The Benefits of Vitamin D for Osteoarthritis Patients
In the United Kingdom, 9 million people have sought treatments for osteoarthritis. This represents 25% of people aged 45 years and over.
Osteoarthritis is considered an affliction of the joint cartilage that impedes free movement and leads to pain. It is directly related to aging and tends to get progressively worse over time. When taken regularly, supplements such as glucosamine and chondroitin may help to slow the progression of osteoarthritis in the early stages. Other supplements are regularly studied for their beneficial effects on early osteoarthritis. Vitamin D is one such supplement that shows promise.
As osteoarthritis weakens the joint cartilage, the underlying bone undergoes structural changes. Sub-optimal levels of vitamin D in the blood impairs the body’s normal ability to protect the affected bone from thinning. This condition is sometimes referred to as degenerative bone spur.

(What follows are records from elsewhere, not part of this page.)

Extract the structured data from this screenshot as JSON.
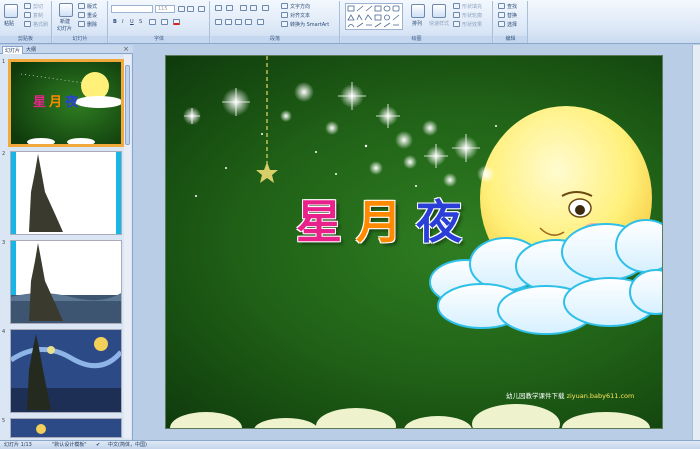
{
  "ribbon": {
    "clipboard": {
      "label": "剪贴板",
      "paste": "粘贴",
      "cut": "剪切",
      "copy": "复制",
      "format_painter": "格式刷"
    },
    "slides": {
      "label": "幻灯片",
      "new_slide": "新建",
      "new_slide2": "幻灯片",
      "layout": "版式",
      "reset": "重设",
      "delete": "删除"
    },
    "font": {
      "label": "字体",
      "font_size": "115"
    },
    "paragraph": {
      "label": "段落",
      "text_direction": "文字方向",
      "align_text": "对齐文本",
      "smartart": "转换为 SmartArt"
    },
    "drawing": {
      "label": "绘图",
      "arrange": "排列",
      "quick_styles": "快速样式",
      "shape_fill": "形状填充",
      "shape_outline": "形状轮廓",
      "shape_effects": "形状效果"
    },
    "editing": {
      "label": "编辑",
      "find": "查找",
      "replace": "替换",
      "select": "选择"
    }
  },
  "panel": {
    "tabs": [
      "幻灯片",
      "大纲"
    ],
    "close": "×",
    "slide_numbers": [
      "1",
      "2",
      "3",
      "4",
      "5"
    ]
  },
  "slide": {
    "title_chars": [
      "星",
      "月",
      "夜"
    ],
    "title_colors": [
      "#e8228a",
      "#ff8a00",
      "#2a3fd8"
    ],
    "credit_prefix": "幼儿园教学课件下载",
    "credit_url": "ziyuan.baby611.com"
  },
  "status": {
    "slide_count": "幻灯片 1/13",
    "theme": "\"默认设计模板\"",
    "language": "中文(简体，中国)"
  }
}
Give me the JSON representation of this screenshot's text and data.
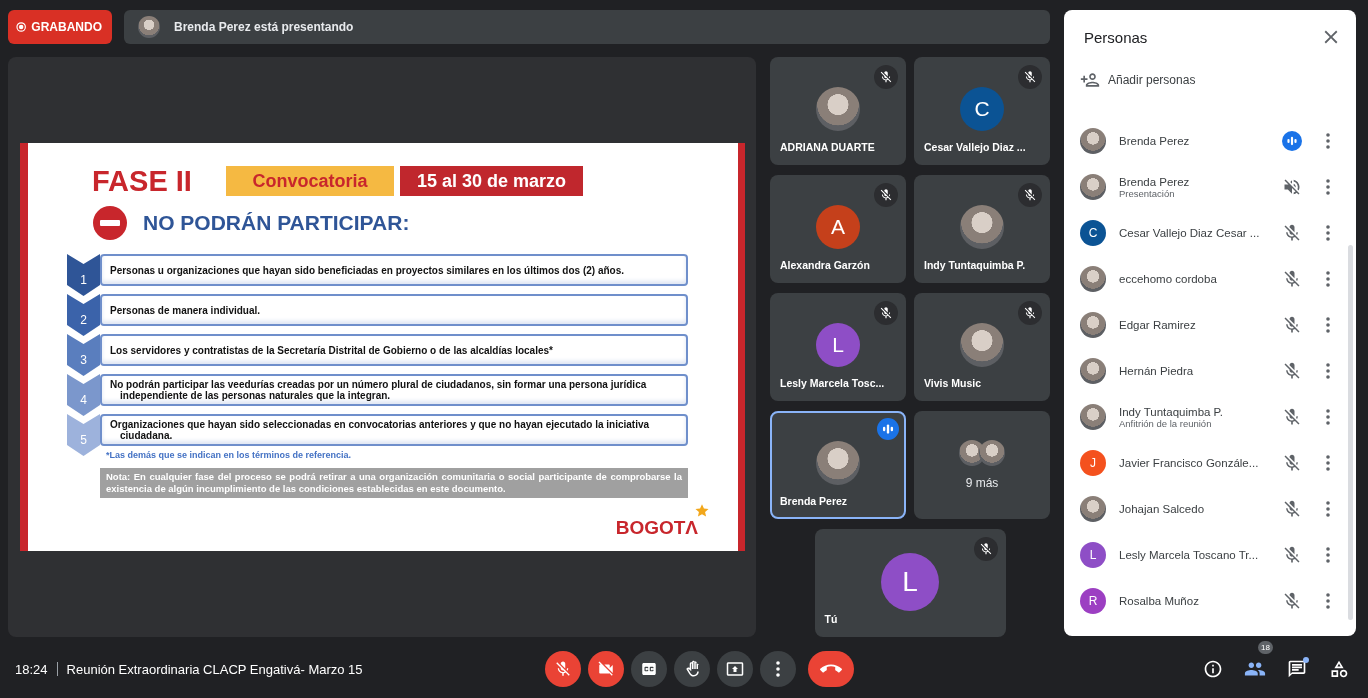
{
  "recording": {
    "label": "GRABANDO"
  },
  "presenting": {
    "text": "Brenda Perez está presentando"
  },
  "slide": {
    "phase": "FASE II",
    "tag": "Convocatoria",
    "date_range": "15 al 30 de marzo",
    "heading": "NO PODRÁN PARTICIPAR:",
    "items": [
      {
        "number": "1",
        "text": "Personas u organizaciones que hayan sido beneficiadas en proyectos similares en los últimos dos (2) años."
      },
      {
        "number": "2",
        "text": "Personas de manera individual."
      },
      {
        "number": "3",
        "text": "Los servidores y contratistas de la Secretaría Distrital de Gobierno o de las alcaldías locales*"
      },
      {
        "number": "4",
        "text": "No podrán participar las veedurías creadas por un número plural de ciudadanos, sin formar una persona jurídica independiente de las personas naturales que la integran."
      },
      {
        "number": "5",
        "text": "Organizaciones que hayan sido seleccionadas en convocatorias anteriores y que no hayan ejecutado la iniciativa ciudadana."
      }
    ],
    "footnote": "*Las demás que se indican en los términos de referencia.",
    "note": "Nota: En cualquier fase del proceso se podrá retirar a una organización comunitaria o social participante de comprobarse la existencia de algún incumplimiento de las condiciones establecidas en este documento.",
    "logo_text": "BOGOTΛ"
  },
  "tiles": [
    {
      "name": "ADRIANA DUARTE",
      "avatar": {
        "kind": "photo"
      },
      "muted": true,
      "speaking": false
    },
    {
      "name": "Cesar Vallejo Diaz ...",
      "avatar": {
        "kind": "letter",
        "letter": "C",
        "color": "#0b5394"
      },
      "muted": true,
      "speaking": false
    },
    {
      "name": "Alexandra Garzón",
      "avatar": {
        "kind": "letter",
        "letter": "A",
        "color": "#c5401b"
      },
      "muted": true,
      "speaking": false
    },
    {
      "name": "Indy Tuntaquimba P.",
      "avatar": {
        "kind": "photo"
      },
      "muted": true,
      "speaking": false
    },
    {
      "name": "Lesly Marcela Tosc...",
      "avatar": {
        "kind": "letter",
        "letter": "L",
        "color": "#8e4ec6"
      },
      "muted": true,
      "speaking": false
    },
    {
      "name": "Vivis Music",
      "avatar": {
        "kind": "photo"
      },
      "muted": true,
      "speaking": false
    },
    {
      "name": "Brenda Perez",
      "avatar": {
        "kind": "photo"
      },
      "muted": false,
      "speaking": true
    }
  ],
  "more_tile": {
    "label": "9 más"
  },
  "self_tile": {
    "name": "Tú",
    "letter": "L",
    "color": "#8e4ec6",
    "muted": true
  },
  "people_panel": {
    "title": "Personas",
    "add_label": "Añadir personas",
    "people": [
      {
        "name": "Brenda Perez",
        "avatar": {
          "kind": "photo"
        },
        "status": {
          "kind": "speaking"
        }
      },
      {
        "name": "Brenda Perez",
        "subtitle": "Presentación",
        "avatar": {
          "kind": "photo"
        },
        "status": {
          "kind": "speakeroff"
        }
      },
      {
        "name": "Cesar Vallejo Diaz Cesar ...",
        "avatar": {
          "kind": "letter",
          "letter": "C",
          "color": "#0b5394"
        },
        "status": {
          "kind": "muted"
        }
      },
      {
        "name": "eccehomo cordoba",
        "avatar": {
          "kind": "photo"
        },
        "status": {
          "kind": "muted"
        }
      },
      {
        "name": "Edgar Ramirez",
        "avatar": {
          "kind": "photo"
        },
        "status": {
          "kind": "muted"
        }
      },
      {
        "name": "Hernán Piedra",
        "avatar": {
          "kind": "photo"
        },
        "status": {
          "kind": "muted"
        }
      },
      {
        "name": "Indy Tuntaquimba P.",
        "subtitle": "Anfitrión de la reunión",
        "avatar": {
          "kind": "photo"
        },
        "status": {
          "kind": "muted"
        }
      },
      {
        "name": "Javier Francisco Gonzále...",
        "avatar": {
          "kind": "letter",
          "letter": "J",
          "color": "#f4511e"
        },
        "status": {
          "kind": "muted"
        }
      },
      {
        "name": "Johajan Salcedo",
        "avatar": {
          "kind": "photo"
        },
        "status": {
          "kind": "muted"
        }
      },
      {
        "name": "Lesly Marcela Toscano Tr...",
        "avatar": {
          "kind": "letter",
          "letter": "L",
          "color": "#8e4ec6"
        },
        "status": {
          "kind": "muted"
        }
      },
      {
        "name": "Rosalba Muñoz",
        "avatar": {
          "kind": "letter",
          "letter": "R",
          "color": "#9c3fc2"
        },
        "status": {
          "kind": "muted"
        }
      }
    ]
  },
  "bottom_bar": {
    "time": "18:24",
    "meeting_title": "Reunión Extraordinaria CLACP Engativá- Marzo 15",
    "controls": [
      {
        "kind": "mic",
        "off": true
      },
      {
        "kind": "camera",
        "off": true
      },
      {
        "kind": "captions"
      },
      {
        "kind": "hand"
      },
      {
        "kind": "present"
      },
      {
        "kind": "more"
      },
      {
        "kind": "leave"
      }
    ],
    "side_controls": [
      {
        "kind": "info"
      },
      {
        "kind": "people",
        "badge": "18"
      },
      {
        "kind": "chat",
        "unread": true
      },
      {
        "kind": "activities"
      }
    ]
  }
}
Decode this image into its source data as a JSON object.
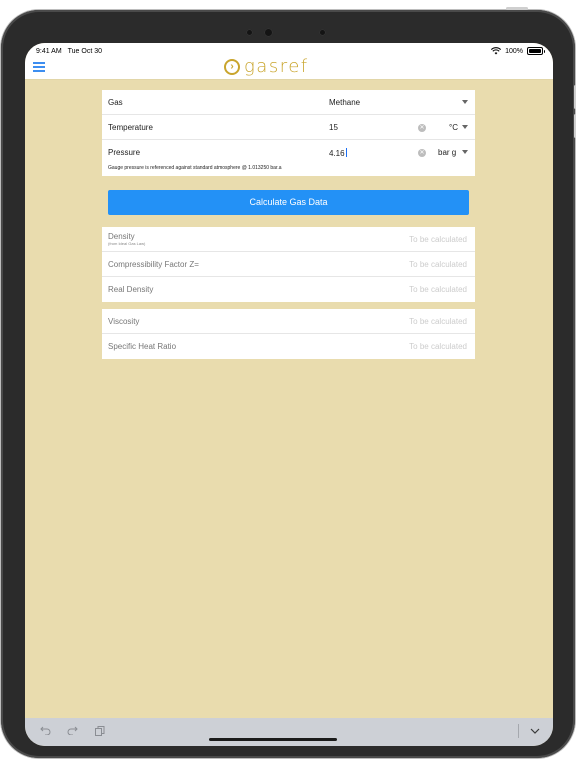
{
  "status_bar": {
    "time": "9:41 AM",
    "date": "Tue Oct 30",
    "battery": "100%"
  },
  "header": {
    "logo_text": "gasref"
  },
  "inputs": {
    "gas": {
      "label": "Gas",
      "value": "Methane"
    },
    "temperature": {
      "label": "Temperature",
      "value": "15",
      "unit": "°C"
    },
    "pressure": {
      "label": "Pressure",
      "value": "4.16",
      "unit": "bar g",
      "note": "Gauge pressure is referenced against standard atmosphere @ 1.013250 bar.a"
    }
  },
  "calculate_button": {
    "label": "Calculate Gas Data"
  },
  "results_group1": [
    {
      "label": "Density",
      "sub": "(from Ideal Gas Law)",
      "value": "To be calculated"
    },
    {
      "label": "Compressibility Factor Z=",
      "value": "To be calculated"
    },
    {
      "label": "Real Density",
      "value": "To be calculated"
    }
  ],
  "results_group2": [
    {
      "label": "Viscosity",
      "value": "To be calculated"
    },
    {
      "label": "Specific Heat Ratio",
      "value": "To be calculated"
    }
  ],
  "icons": {
    "menu": "hamburger-icon",
    "logo": "chevron-circle-icon",
    "undo": "undo-icon",
    "redo": "redo-icon",
    "paste": "clipboard-icon",
    "dismiss_keyboard": "chevron-down-icon"
  },
  "colors": {
    "background": "#e9dcae",
    "accent": "#2391f6",
    "logo": "#c9a52d"
  }
}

Additionally, research published as far back as 1996 in the Annals of Internal Medicine shows that low levels of vitamin D in the blood stream are associated with an increased risk of osteoarthritis. Timothy E. McAlindon, M.D. and his associates studied 556 patients with an average age of 70 years. They concluded that in the case of knee osteoarthritis, those with low levels of Vitamin D had a higher risk for worsening osteoarthritis. Many arthritis patients that suffer from vitamin D deficiencies end up getting knee replacement surgeries. In fact, over 700,000 knee replacement surgeries are performed in the United States each year. Dr. McAlindon and his team also concluded that low Vitamin D levels correlated with a loss of cartilage and degenerative bony spur.
For those diagnosed with osteoarthritis, an increase in vitamin D supplementation or exposure to the sunlight could result in substantial health benefits.